Clambering on to rooftops to peer at the sky at the end of Ramzan might be exciting but it results in a fair bit of confusion given the sheer size and geographical spread of the global Muslim community. Saudi Arabia, for example, often celebrates Eid a day ahead of India. However, in India, Kerala often follows not Delhi but Saudi Arabia, synchronising its Eid with Mecca. In Indonesia, the Muhammadiyah and the Nahdlatul Ulama, the country’s largest Muslim groups, often fail to agree on one date for Eid. In Lucknow, Eid dates are sometimes split according to Shia and Sunni with some clerics being able to spot the moon and others being bested by a cloudy sky.

India’s Muslim-majority neighbours, Pakistan and Bangladesh have national moon sighting committees. This makes for less confusion. However, in Pakistan even this centralised approach has regularly been embroiled in controversy. As it so happens, much of this opposition has run along political lines. In 1967, as Pakistan’s largely secular army dictator Ayub Khan, clashed with the Islamic right, matters took a lunar turn. The Jama’at-e-Islami, a far right party, and many other clerics refused to follow a scientifically determined one-nation-one-Eid formula. For his intransigence, Khan had the head of the Jama’at (as it so happenes, a Partition migrant from Aurangabad in current-day Maharashtra) jailed for almost two years. In today’s Pakistan, the province of Khyber-Pakhtunwa regularly disagrees with the Central government’s Eid date.

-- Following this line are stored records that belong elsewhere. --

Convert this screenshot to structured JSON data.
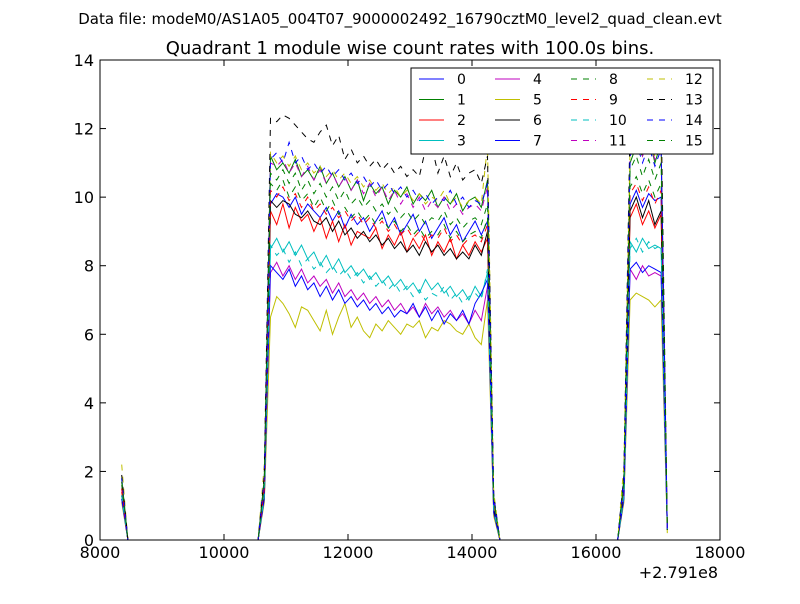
{
  "header": {
    "file_label": "Data file: modeM0/AS1A05_004T07_9000002492_16790cztM0_level2_quad_clean.evt"
  },
  "chart_data": {
    "type": "line",
    "title": "Quadrant 1 module wise count rates with 100.0s bins.",
    "xlabel": "",
    "ylabel": "",
    "x_offset_label": "+2.791e8",
    "xlim": [
      8000,
      18000
    ],
    "ylim": [
      0,
      14
    ],
    "x_ticks": [
      "8000",
      "10000",
      "12000",
      "14000",
      "16000",
      "18000"
    ],
    "y_ticks": [
      "0",
      "2",
      "4",
      "6",
      "8",
      "10",
      "12",
      "14"
    ],
    "grid": false,
    "legend_position": "top-right",
    "legend_columns": 4,
    "x": [
      8350,
      8450,
      8550,
      10550,
      10650,
      10750,
      10850,
      10950,
      11050,
      11150,
      11250,
      11350,
      11450,
      11550,
      11650,
      11750,
      11850,
      11950,
      12050,
      12150,
      12250,
      12350,
      12450,
      12550,
      12650,
      12750,
      12850,
      12950,
      13050,
      13150,
      13250,
      13350,
      13450,
      13550,
      13650,
      13750,
      13850,
      13950,
      14050,
      14150,
      14250,
      14350,
      14450,
      14550,
      16350,
      16450,
      16550,
      16650,
      16750,
      16850,
      16950,
      17050,
      17150
    ],
    "series": [
      {
        "name": "0",
        "color": "#0000ff",
        "dash": false,
        "values": [
          1.5,
          0,
          0,
          0,
          1.5,
          9.8,
          10.1,
          10.0,
          9.7,
          10.0,
          9.5,
          9.8,
          9.6,
          9.4,
          9.7,
          9.3,
          9.6,
          9.1,
          9.5,
          9.2,
          9.4,
          9.0,
          9.3,
          9.6,
          9.1,
          9.4,
          8.9,
          9.2,
          9.5,
          9.0,
          9.3,
          8.8,
          9.1,
          9.4,
          8.9,
          9.2,
          8.7,
          9.0,
          9.3,
          8.9,
          9.3,
          1.0,
          0,
          0,
          0,
          1.5,
          9.8,
          10.2,
          9.7,
          10.1,
          9.9,
          10.0,
          0.3
        ]
      },
      {
        "name": "1",
        "color": "#008000",
        "dash": false,
        "values": [
          1.8,
          0,
          0,
          0,
          1.8,
          11.2,
          10.8,
          11.0,
          10.7,
          11.1,
          10.6,
          10.8,
          10.5,
          10.9,
          10.4,
          10.7,
          10.3,
          10.6,
          10.2,
          10.5,
          9.9,
          10.4,
          10.1,
          10.3,
          9.8,
          10.2,
          10.0,
          10.3,
          9.8,
          10.1,
          9.9,
          10.2,
          9.7,
          10.0,
          9.8,
          10.1,
          9.6,
          9.9,
          10.0,
          9.7,
          10.5,
          1.2,
          0,
          0,
          0,
          1.8,
          11.0,
          11.5,
          11.2,
          11.8,
          11.0,
          11.6,
          0.3
        ]
      },
      {
        "name": "2",
        "color": "#ff0000",
        "dash": false,
        "values": [
          1.4,
          0,
          0,
          0,
          1.4,
          9.6,
          9.2,
          9.8,
          9.1,
          9.7,
          9.3,
          9.5,
          9.0,
          9.4,
          8.8,
          9.3,
          8.7,
          9.2,
          8.6,
          9.0,
          8.9,
          8.8,
          9.1,
          8.5,
          8.9,
          8.6,
          9.0,
          8.4,
          8.8,
          8.5,
          8.9,
          8.3,
          8.7,
          8.4,
          8.8,
          8.2,
          8.6,
          8.3,
          8.7,
          8.4,
          8.8,
          0.9,
          0,
          0,
          0,
          1.4,
          9.4,
          9.8,
          9.2,
          9.6,
          9.1,
          9.5,
          0.3
        ]
      },
      {
        "name": "3",
        "color": "#00bfbf",
        "dash": false,
        "values": [
          1.3,
          0,
          0,
          0,
          1.3,
          8.5,
          8.8,
          8.4,
          8.7,
          8.3,
          8.6,
          8.2,
          8.4,
          8.0,
          8.3,
          7.9,
          8.2,
          7.8,
          8.0,
          7.7,
          7.9,
          7.6,
          7.8,
          7.5,
          7.7,
          7.4,
          7.6,
          7.3,
          7.5,
          7.2,
          7.6,
          7.3,
          7.5,
          7.2,
          7.4,
          7.1,
          7.3,
          7.0,
          7.4,
          7.1,
          7.8,
          0.9,
          0,
          0,
          0,
          1.3,
          8.7,
          8.4,
          8.8,
          8.5,
          8.6,
          8.5,
          0.3
        ]
      },
      {
        "name": "4",
        "color": "#bf00bf",
        "dash": false,
        "values": [
          1.2,
          0,
          0,
          0,
          1.2,
          7.8,
          8.1,
          7.7,
          8.0,
          7.6,
          7.9,
          7.5,
          7.7,
          7.4,
          7.6,
          7.2,
          7.5,
          7.1,
          7.3,
          7.0,
          7.2,
          6.9,
          7.1,
          6.8,
          7.0,
          6.7,
          6.9,
          6.6,
          6.8,
          6.5,
          6.9,
          6.6,
          6.8,
          6.5,
          6.7,
          6.4,
          6.6,
          6.3,
          6.7,
          6.4,
          7.4,
          0.8,
          0,
          0,
          0,
          1.2,
          7.9,
          7.6,
          8.0,
          7.7,
          7.8,
          7.7,
          0.3
        ]
      },
      {
        "name": "5",
        "color": "#bfbf00",
        "dash": false,
        "values": [
          1.1,
          0,
          0,
          0,
          1.1,
          6.5,
          7.1,
          6.9,
          6.6,
          6.2,
          6.8,
          6.7,
          6.4,
          6.1,
          6.7,
          6.0,
          6.5,
          6.9,
          6.2,
          6.5,
          6.1,
          5.9,
          6.3,
          6.1,
          6.4,
          6.2,
          6.0,
          6.3,
          6.2,
          6.4,
          5.9,
          6.2,
          6.1,
          6.4,
          6.3,
          6.1,
          6.0,
          6.3,
          5.9,
          5.7,
          7.0,
          0.7,
          0,
          0,
          0,
          1.1,
          7.0,
          7.2,
          7.1,
          7.0,
          6.8,
          7.0,
          0.2
        ]
      },
      {
        "name": "6",
        "color": "#000000",
        "dash": false,
        "values": [
          1.3,
          0,
          0,
          0,
          1.3,
          9.9,
          9.7,
          9.9,
          9.8,
          9.5,
          9.4,
          9.6,
          9.3,
          9.2,
          9.4,
          9.0,
          9.3,
          8.9,
          9.1,
          8.8,
          9.0,
          8.7,
          8.9,
          8.6,
          8.8,
          8.5,
          8.7,
          8.4,
          8.6,
          8.3,
          8.7,
          8.4,
          8.6,
          8.3,
          8.5,
          8.2,
          8.4,
          8.2,
          8.6,
          8.3,
          9.0,
          0.9,
          0,
          0,
          0,
          1.3,
          9.6,
          10.0,
          9.4,
          9.9,
          9.2,
          9.6,
          0.3
        ]
      },
      {
        "name": "7",
        "color": "#0000ff",
        "dash": false,
        "values": [
          1.2,
          0,
          0,
          0,
          1.2,
          8.0,
          7.8,
          7.6,
          7.9,
          7.4,
          7.7,
          7.3,
          7.5,
          7.1,
          7.4,
          7.0,
          7.3,
          6.9,
          7.1,
          6.8,
          7.0,
          6.7,
          6.9,
          6.6,
          6.8,
          6.5,
          6.7,
          6.6,
          6.9,
          6.5,
          6.8,
          6.4,
          6.7,
          6.3,
          6.6,
          6.4,
          6.7,
          6.3,
          6.9,
          7.2,
          7.6,
          0.8,
          0,
          0,
          0,
          1.2,
          7.9,
          8.1,
          7.8,
          8.0,
          7.9,
          7.8,
          0.3
        ]
      },
      {
        "name": "8",
        "color": "#008000",
        "dash": true,
        "values": [
          1.6,
          0,
          0,
          0,
          1.6,
          10.4,
          10.2,
          10.5,
          10.0,
          10.3,
          9.9,
          10.1,
          9.7,
          10.0,
          9.6,
          9.9,
          9.5,
          9.7,
          9.4,
          9.6,
          9.3,
          9.5,
          9.2,
          9.4,
          9.1,
          9.3,
          9.0,
          9.2,
          8.9,
          9.1,
          8.8,
          9.0,
          8.9,
          9.2,
          8.8,
          9.0,
          8.7,
          8.9,
          9.0,
          8.8,
          9.4,
          1.1,
          0,
          0,
          0,
          1.6,
          10.3,
          10.6,
          10.1,
          10.5,
          10.0,
          10.4,
          0.3
        ]
      },
      {
        "name": "9",
        "color": "#ff0000",
        "dash": true,
        "values": [
          1.5,
          0,
          0,
          0,
          1.5,
          10.2,
          10.0,
          10.3,
          9.9,
          10.1,
          9.7,
          10.0,
          9.6,
          9.8,
          9.5,
          9.7,
          9.4,
          9.6,
          9.3,
          9.5,
          9.2,
          9.4,
          9.1,
          9.3,
          9.0,
          9.2,
          8.9,
          9.1,
          8.8,
          9.0,
          8.7,
          8.9,
          8.8,
          9.1,
          8.7,
          8.9,
          8.6,
          8.8,
          8.9,
          8.7,
          9.2,
          1.0,
          0,
          0,
          0,
          1.5,
          10.1,
          10.4,
          9.9,
          10.3,
          9.8,
          10.2,
          0.3
        ]
      },
      {
        "name": "10",
        "color": "#00bfbf",
        "dash": true,
        "values": [
          1.3,
          0,
          0,
          0,
          1.3,
          8.6,
          8.3,
          8.5,
          8.1,
          8.4,
          8.0,
          8.2,
          7.9,
          8.1,
          7.8,
          8.0,
          7.7,
          7.9,
          7.6,
          7.8,
          7.5,
          7.7,
          7.4,
          7.6,
          7.3,
          7.5,
          7.2,
          7.4,
          7.1,
          7.3,
          7.0,
          7.2,
          7.1,
          7.4,
          7.0,
          7.2,
          6.9,
          7.1,
          7.2,
          7.0,
          7.9,
          0.9,
          0,
          0,
          0,
          1.3,
          8.5,
          8.8,
          8.4,
          8.7,
          8.5,
          8.6,
          0.3
        ]
      },
      {
        "name": "11",
        "color": "#bf00bf",
        "dash": true,
        "values": [
          1.7,
          0,
          0,
          0,
          1.7,
          11.0,
          10.9,
          11.1,
          10.7,
          11.0,
          10.6,
          10.9,
          10.5,
          10.8,
          10.4,
          10.7,
          10.3,
          10.6,
          10.2,
          10.5,
          10.1,
          10.4,
          10.0,
          10.3,
          9.9,
          10.2,
          9.8,
          10.1,
          9.7,
          10.0,
          9.6,
          9.9,
          9.7,
          10.0,
          9.6,
          9.8,
          9.5,
          9.7,
          9.8,
          9.6,
          10.3,
          1.2,
          0,
          0,
          0,
          1.7,
          11.4,
          11.9,
          11.2,
          11.7,
          11.1,
          11.5,
          0.3
        ]
      },
      {
        "name": "12",
        "color": "#bfbf00",
        "dash": true,
        "values": [
          2.2,
          0,
          0,
          0,
          2.2,
          11.3,
          11.0,
          11.2,
          10.9,
          11.2,
          10.8,
          11.0,
          10.7,
          10.9,
          10.6,
          10.8,
          10.5,
          10.7,
          10.4,
          10.6,
          10.3,
          10.5,
          10.2,
          10.4,
          10.1,
          10.3,
          10.0,
          10.2,
          9.9,
          10.1,
          9.8,
          10.0,
          9.9,
          10.2,
          9.8,
          10.0,
          9.7,
          9.9,
          10.0,
          9.8,
          11.5,
          1.4,
          0,
          0,
          0,
          2.2,
          11.5,
          11.8,
          11.3,
          11.7,
          11.2,
          11.6,
          0.3
        ]
      },
      {
        "name": "13",
        "color": "#000000",
        "dash": true,
        "values": [
          1.9,
          0,
          0,
          0,
          1.9,
          12.3,
          12.2,
          12.4,
          12.3,
          12.1,
          11.9,
          11.7,
          11.6,
          11.9,
          12.1,
          11.5,
          11.8,
          11.1,
          11.4,
          11.0,
          11.2,
          10.9,
          11.1,
          10.8,
          11.0,
          10.7,
          10.9,
          10.6,
          10.8,
          10.6,
          11.4,
          11.5,
          10.7,
          11.2,
          10.6,
          11.0,
          10.5,
          10.7,
          10.8,
          10.4,
          11.2,
          1.3,
          0,
          0,
          0,
          1.9,
          12.2,
          12.5,
          12.1,
          12.9,
          12.0,
          12.6,
          0.3
        ]
      },
      {
        "name": "14",
        "color": "#0000ff",
        "dash": true,
        "values": [
          1.8,
          0,
          0,
          0,
          1.8,
          11.1,
          11.3,
          11.0,
          11.6,
          11.0,
          11.2,
          10.8,
          11.0,
          10.7,
          10.9,
          10.6,
          10.8,
          10.5,
          10.7,
          10.4,
          10.6,
          10.3,
          10.5,
          10.2,
          10.4,
          10.1,
          10.3,
          10.0,
          10.2,
          9.9,
          10.1,
          9.8,
          10.0,
          9.9,
          10.2,
          9.8,
          10.0,
          9.7,
          9.9,
          9.8,
          10.4,
          1.3,
          0,
          0,
          0,
          1.8,
          11.2,
          11.6,
          11.0,
          11.5,
          10.9,
          11.4,
          0.3
        ]
      },
      {
        "name": "15",
        "color": "#008000",
        "dash": true,
        "values": [
          1.7,
          0,
          0,
          0,
          1.7,
          10.7,
          10.5,
          10.8,
          10.4,
          10.7,
          10.2,
          10.5,
          10.1,
          10.4,
          10.0,
          10.3,
          9.9,
          10.2,
          9.8,
          10.0,
          9.7,
          9.9,
          9.6,
          9.8,
          9.5,
          9.7,
          9.4,
          9.6,
          9.3,
          9.5,
          9.2,
          9.4,
          9.3,
          9.6,
          9.2,
          9.4,
          9.1,
          9.3,
          9.4,
          9.2,
          9.8,
          1.2,
          0,
          0,
          0,
          1.7,
          10.8,
          11.2,
          10.6,
          11.1,
          10.5,
          11.0,
          0.3
        ]
      }
    ]
  }
}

Pakistan's moon sighting comittee at work in 2005. Credit: AFP/Tariq Mahmood

Minority dissidents

In this, a few bodies and clerics do support using astronomical calculations. One is the Fiqh Council of North America that contends that using using “scientifically authenticated astronomical calculations are a valid Islamic source of confirming or negating an Islamic month”. In India, Lucknow cleric Kalbe Sadiq also supports the use of astronomy to fix dates.

However, both Sadiq and the Fiqh Council of North America are in a minority and most of the word’s Muslims still prefer to stick with eyewitness accounts of the moon’s status before opting to celebrate Eid.